Congo wants Canadian tried for war crimesi

Published by MAC on 2006-10-17


Congo wants Canadian tried for war crimesi

Executive, employees of mining firm 'facilitated' civilian deaths, judge says

Kelly Patterson, The Ottawa Citizen

17th October 2006

Three former employees of a Canadian mining company should face prosecution for complicity in war crimes, a Congolese military judge has ruled.

Canadian Pierre Mercier, former general manager of Anvil Mining Ltd.'s Congolese subsidiary, as well as two South African former employees, are accused of having "knowingly facilitated the commission of war crimes" by the Congolese military when it suppressed an uprising near Anvil's Dikulushi mine, killing at least 70 civilians in 2004.

A report last year by MONUC, the UN peacekeeping force stationed in the Democratic Republic of Congo, found the copper-mining company lent a plane and vehicles to the troops, and that Anvil drivers helped transport corpses after the massacre. The soldiers killed between 70 and 100 unarmed civilians, including women and children; at least 28 of these killings were summary executions, according to the report.

News of the ruling comes just days after the Canadian government wrapped up a set of roundtables in Calgary bringing together human rights roups, government and industry to discuss whether legal standards are needed to ensure Canadian mining and oil firms observe environmental and human-rights standards overseas.

Representatives for Anvil, which is incorporated in Canada, but also has offices in Australia, were not available for comment at press time.

Last year, Anvil confirmed it lent a plane and vehicles to the army, but said it "had absolutely no choice" but to accede to a government request for logistical support. "When the army arrives with AK-47s ... you give them what they want," said Anvil spokesman Robert LaValliere, recalling that troops had commandeered vehicles at gunpoint in a previous clash with rebels earlier that year. He added that companies are obliged by law to comply with Congolese government requests.

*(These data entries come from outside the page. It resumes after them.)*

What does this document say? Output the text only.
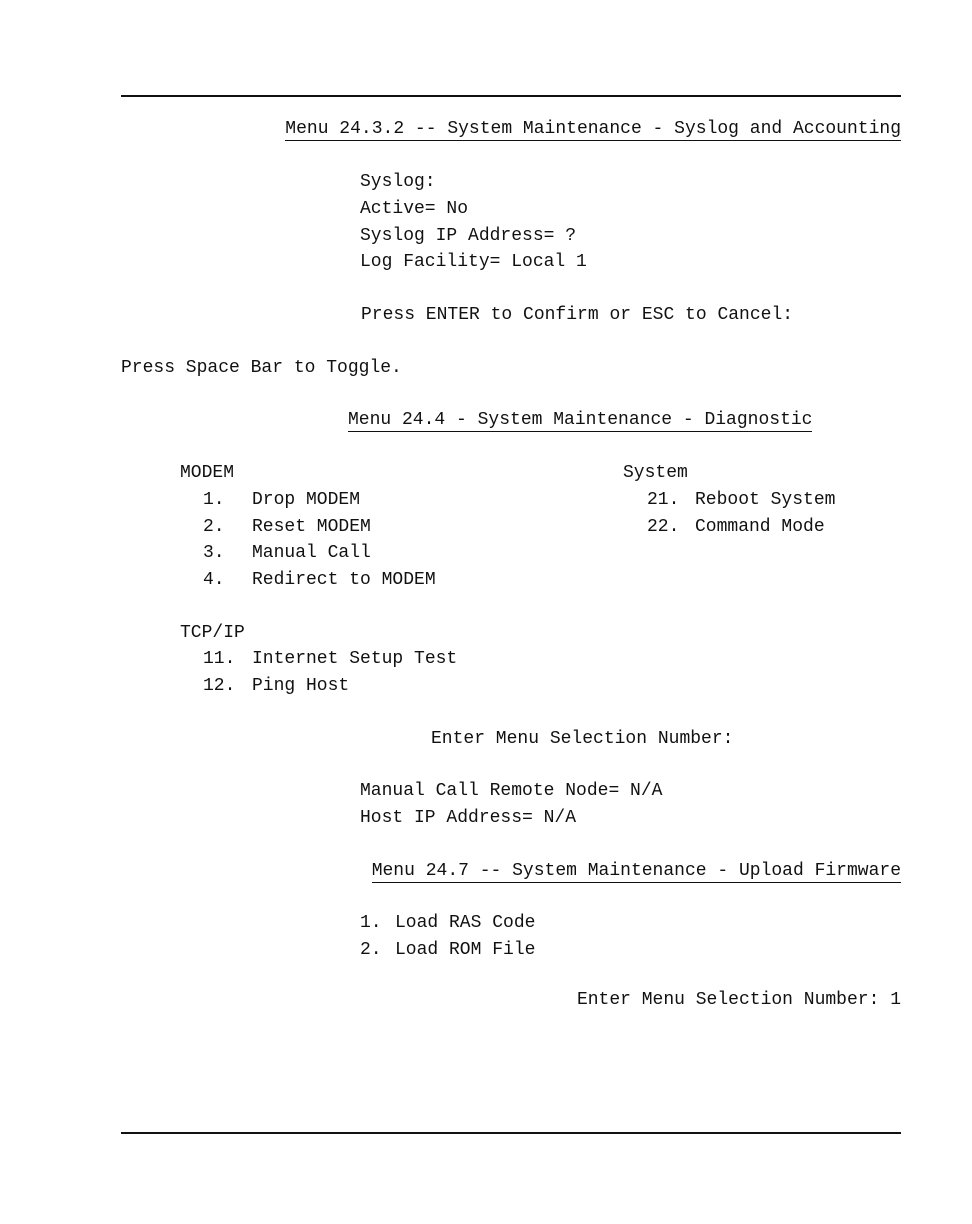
Menu 24.3.2 -- System Maintenance - Syslog and Accounting
Syslog:
Active= No
Syslog IP Address= ?
Log Facility= Local 1
Press ENTER to Confirm or ESC to Cancel:
Press Space Bar to Toggle.
Menu 24.4 - System Maintenance - Diagnostic
MODEM
1. Drop MODEM
2. Reset MODEM
3. Manual Call
4. Redirect to MODEM
System
21. Reboot System
22. Command Mode
TCP/IP
11. Internet Setup Test
12. Ping Host
Enter Menu Selection Number:
Manual Call Remote Node= N/A
Host IP Address= N/A
Menu 24.7 -- System Maintenance - Upload Firmware
1. Load RAS Code
2. Load ROM File
Enter Menu Selection Number: 1
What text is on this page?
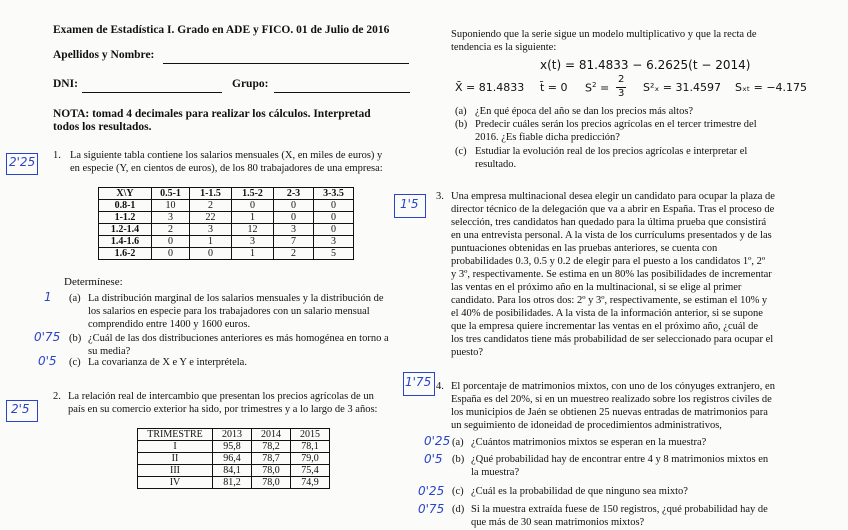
Examen de Estadística I. Grado en ADE y FICO. 01 de Julio de 2016
Apellidos y Nombre:
DNI:	Grupo:
NOTA: tomad 4 decimales para realizar los cálculos. Interpretad
todos los resultados.
2'25 1. La siguiente tabla contiene los salarios mensuales (X, en miles de euros) y
en especie (Y, en cientos de euros), de los 80 trabajadores de una empresa:
X\Y	0.5-1	1-1.5	1.5-2	2-3	3-3.5
0.8-1	10	2	0	0	0
1-1.2	3	22	1	0	0
1.2-1.4	2	3	12	3	0
1.4-1.6	0	1	3	7	3
1.6-2	0	0	1	2	5
Determínese:
1 (a) La distribución marginal de los salarios mensuales y la distribución de
los salarios en especie para los trabajadores con un salario mensual
comprendido entre 1400 y 1600 euros.
0'75 (b) ¿Cuál de las dos distribuciones anteriores es más homogénea en torno a
su media?
0'5 (c) La covarianza de X e Y e interprétela.
2'5
2. La relación real de intercambio que presentan los precios agrícolas de un
país en su comercio exterior ha sido, por trimestres y a lo largo de 3 años:
TRIMESTRE	2013	2014	2015
I	95,8	78,2	78,1
II	96,4	78,7	79,0
III	84,1	78,0	75,4
IV	81,2	78,0	74,9
Suponiendo que la serie sigue un modelo multiplicativo y que la recta de
tendencia es la siguiente:
x(t) = 81.4833 − 6.2625(t − 2014)
X̄ = 81.4833 t̄ = 0 $S^2$ =
2
3 S²ₓ = 31.4597 Sₓₜ = −4.175
(a) ¿En qué época del año se dan los precios más altos?
(b) Predecir cuáles serán los precios agrícolas en el tercer trimestre del
2016. ¿Es fiable dicha predicción?
(c) Estudiar la evolución real de los precios agrícolas e interpretar el
resultado.
1'5
3. Una empresa multinacional desea elegir un candidato para ocupar la plaza de
director técnico de la delegación que va a abrir en España. Tras el proceso de
selección, tres candidatos han quedado para la última prueba que consistirá
en una entrevista personal. A la vista de los currículums presentados y de las
puntuaciones obtenidas en las pruebas anteriores, se cuenta con
probabilidades 0.3, 0.5 y 0.2 de elegir para el puesto a los candidatos 1º, 2º
y 3º, respectivamente. Se estima en un 80% las posibilidades de incrementar
las ventas en el próximo año en la multinacional, si se elige al primer
candidato. Para los otros dos: 2º y 3º, respectivamente, se estiman el 10% y
el 40% de posibilidades. A la vista de la información anterior, si se supone
que la empresa quiere incrementar las ventas en el próximo año, ¿cuál de
los tres candidatos tiene más probabilidad de ser seleccionado para ocupar el
puesto?
1'75 4. El porcentaje de matrimonios mixtos, con uno de los cónyuges extranjero, en
España es del 20%, si en un muestreo realizado sobre los registros civiles de
los municipios de Jaén se obtienen 25 nuevas entradas de matrimonios para
un seguimiento de idoneidad de procedimientos administrativos,
0'25 (a) ¿Cuántos matrimonios mixtos se esperan en la muestra?
0'5 (b) ¿Qué probabilidad hay de encontrar entre 4 y 8 matrimonios mixtos en
la muestra?
0'25 (c) ¿Cuál es la probabilidad de que ninguno sea mixto?
0'75 (d) Si la muestra extraída fuese de 150 registros, ¿qué probabilidad hay de
que más de 30 sean matrimonios mixtos?
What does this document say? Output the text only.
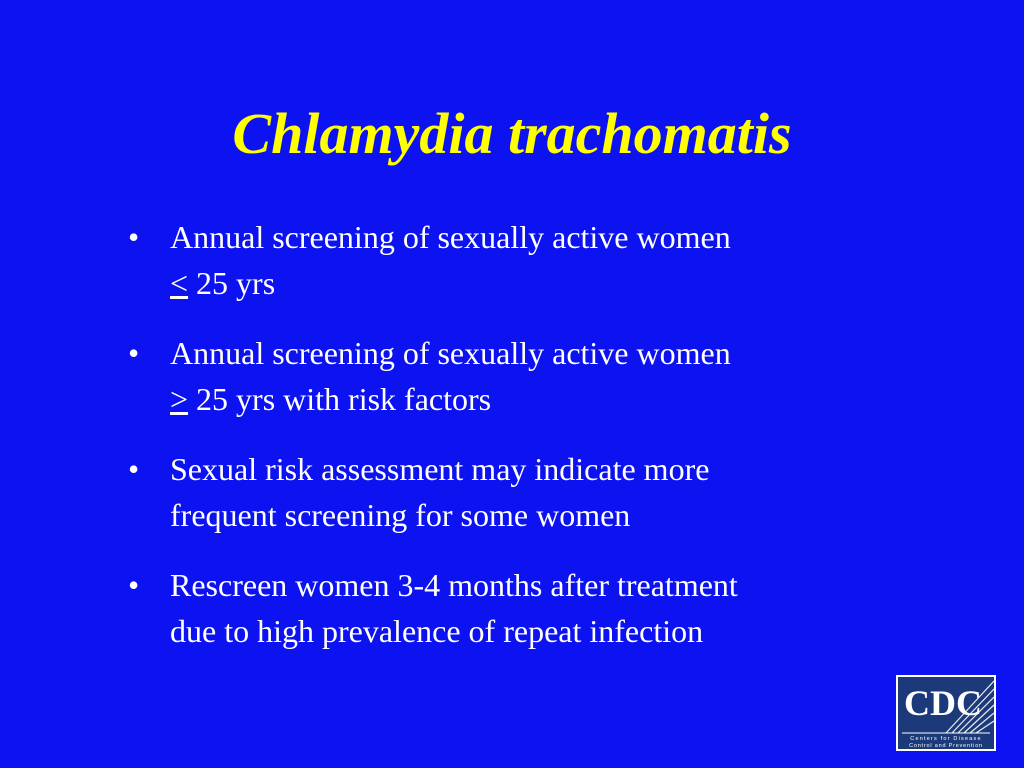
Chlamydia trachomatis
• Annual screening of sexually active women
< 25 yrs
• Annual screening of sexually active women
> 25 yrs with risk factors
• Sexual risk assessment may indicate more
frequent screening for some women
• Rescreen women 3-4 months after treatment
due to high prevalence of repeat infection
CDC
Centers for Disease
Control and Prevention
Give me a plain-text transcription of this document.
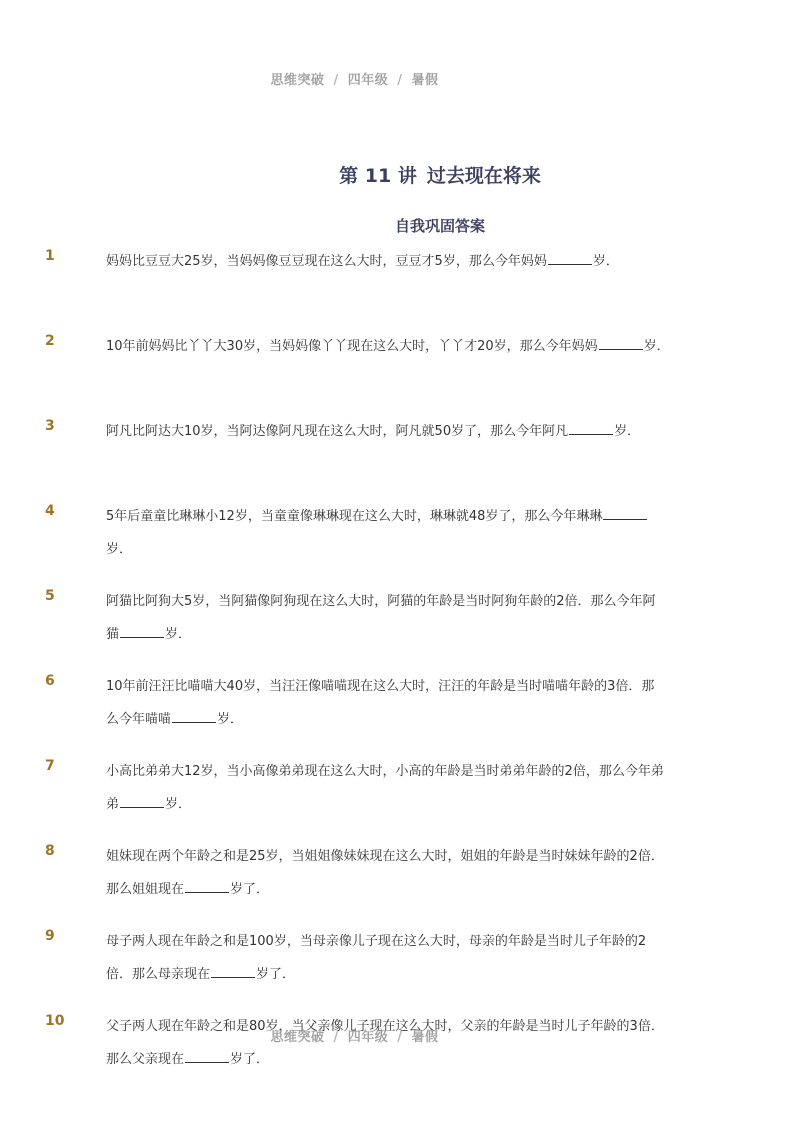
思维突破 / 四年级 / 暑假
第 11 讲 过去现在将来
自我巩固答案
1	妈妈比豆豆大25岁，当妈妈像豆豆现在这么大时，豆豆才5岁，那么今年妈妈	岁．

2	10年前妈妈比丫丫大30岁，当妈妈像丫丫现在这么大时，丫丫才20岁，那么今年妈妈	岁．

3	阿凡比阿达大10岁，当阿达像阿凡现在这么大时，阿凡就50岁了，那么今年阿凡	岁．

4	5年后童童比琳琳小12岁，当童童像琳琳现在这么大时，琳琳就48岁了，那么今年琳琳

岁．

5	阿猫比阿狗大5岁，当阿猫像阿狗现在这么大时，阿猫的年龄是当时阿狗年龄的2倍．那么今年阿

猫	岁．

6	10年前汪汪比喵喵大40岁，当汪汪像喵喵现在这么大时，汪汪的年龄是当时喵喵年龄的3倍．那

么今年喵喵	岁．

7	小高比弟弟大12岁，当小高像弟弟现在这么大时，小高的年龄是当时弟弟年龄的2倍，那么今年弟

弟	岁．

8	姐妹现在两个年龄之和是25岁，当姐姐像妹妹现在这么大时，姐姐的年龄是当时妹妹年龄的2倍．

那么姐姐现在	岁了．

9	母子两人现在年龄之和是100岁，当母亲像儿子现在这么大时，母亲的年龄是当时儿子年龄的2

倍．那么母亲现在	岁了．

10	父子两人现在年龄之和是80岁，当父亲像儿子现在这么大时，父亲的年龄是当时儿子年龄的3倍．

那么父亲现在	岁了．

思维突破 / 四年级 / 暑假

But after a long investigation into the killings, torture and rape of villagers by the soldiers, the Congolese military prosecutor found the Anvil employees "voluntarily failed to withdraw" the vehicles, and has asked that the three be formally charged, along with Col. Ademar Ilunga, who led the attack, and eight of his men.

Mr. Mercier is believed to be working in Zambia for First Quantum Minerals, another Canadian mining firm, but First Quantum refused to confirm whether he was an employee. The two South Africans named in the court findings were responsible for security at the copper and silver mine until Anvil contracted out its security arrangements to a professional South African outfit after the killings, according to the British-based watchdog group Rights & Accountability in Development (RAID), which has followed the case closely.

Anvil has said it didn't know what the Congolese troops were planning and has strongly condemned the abuses. An internal investigation found "no credible basis" for allegations of complicity in the massacre, Anvil said, although it has refused to release the report publicly.

On its website, the company says it is working on a protocol with the Congolese federal and provincial governments, military and UN force to ensure such incidents never happen again. It is also building trust in the community by employing area residents, setting up social programs and encouraging dialogue with the government and the community.

But Patricia Feeney of RAID says the company should have hammered out a security protocol with the government immediately after the first incident in which soldiers commandeered company equipment, six months before the massacre. "Anvil didn't even report that incident to MIGA," the World Bank agency that gave the firm political-risk insurance, or to stock exchanges, she says.

"Companies operating in countries where the government is weak or there are conflict zones have an enhanced duty to protect their assets and their employees. But they also have to take into account the vulnerability of the local population."